Shane Stapleton and football coach Steven Poacher preview the All-Ireland SFC semi-final clash of Dublin v Cavan.
BY SHANE STAPLETON
Steven Poacher wants to see Cavan suffocate their All-Ireland SFC semi-final clash with Dublin.
The five-in-a-row champions go into the game as unbackable favourites after waltzing through Leinster.
The Breffni County have been hugely impressive in their run to this stage, coming all the way from the Ulster preliminary round to win the title.
They accounted for Division 1 sides Monaghan and Donegal along the way, and also took care of Antrim and Down.
Poacher was part of the Carlow management team which pushed Dublin in the 2017 Leinster championship, eventually losing 0-17 to 0-9 but only fading in the final 20-plus minutes once Brendan Murphy had been sent off.
“The thing about playing Dublin, and it’s mad because I remember thinking about it when we were playing them, there’s part of you thinking we could be lambs to the slaughter but maybe we could get at them,” he says with a chuckle.
“The realistic side of you says ‘we need to be careful here, and careful early’. I think teams have got to stop being afraid of the narrative out there that you have to have a go.
“Forget about ‘you have to have a go’. See the first 15 minutes, I want to see Cavan booed off the pitch.
“I would love to see them coming in with a seriously negative attritional style where they suffocate the game, nothing happens and they stay in the game.
“Be really competitive, start a few scuffles, get in Dublin’s face, and tackle with the same ferocity as against Donegal.
“When you have the ball, manage it, don’t worry about going down their throats and attacking, stay in the game as long as you can.

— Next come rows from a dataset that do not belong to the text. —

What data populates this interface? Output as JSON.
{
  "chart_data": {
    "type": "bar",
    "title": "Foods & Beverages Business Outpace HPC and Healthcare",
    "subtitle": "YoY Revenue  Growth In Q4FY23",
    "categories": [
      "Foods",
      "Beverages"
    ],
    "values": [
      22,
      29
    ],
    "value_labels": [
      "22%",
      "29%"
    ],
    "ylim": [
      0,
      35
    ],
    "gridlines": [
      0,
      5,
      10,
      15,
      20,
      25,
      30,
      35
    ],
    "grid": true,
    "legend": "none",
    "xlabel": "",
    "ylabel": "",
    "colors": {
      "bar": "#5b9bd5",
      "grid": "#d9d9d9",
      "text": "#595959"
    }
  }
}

“If we try to make a case for Cavan as pundits, people will laugh at us,” the Down minor coach adds. “People will say ‘what are you talking about?’.
“Of course they can be beaten, they have to be beaten at some stage. This is not going to go on forever.
“In 2016, it took a replay and Mayo played them off the park, and scored two own goals — freakish stuff. A last-minute free in 2017.
“Tyrone in 2018 were 0-5 to 0-1 up and didn’t manage the game.
“If you look at the finals one the last couple of years, even Kerry last year, teams have gotten close; I think it just takes that one defeat and you might get that changing of the guard.”
Poacher agrees with a lot of what was written by former Westmeath footballer John Connellan about the gap to Dublin, but warns against a defeatist attitude.
“The narrative I’ve said to you about Leinster being dead, it’s dead, it’s dead; if you keep saying it, people will believe it.
“Look at the amount of Kildare players that retired (Keith Cribbin, Tommy Moolick, Peter Kelly) this week, I’d say mentally they are just a beaten bunch, just ‘what’s the point?’ .
“You’re reading something over and over again, eventually it will stick with you.
“I just think Dublin are so far ahead physically, but mentally as well. Leinster is now more or less a bit of tapering to get up to speed for the last four.
“This year is skewed because you have Tipp coming out of Munster and Cavan coming out of Ulster, who are traditionally not the strong powers in the past couple of years.
“So they’re probably thinking to themselves, you know… is there a possibility they could win an All-Ireland without playing a Division 1 team (Mayo and Meath both got relegated to Division 2)?”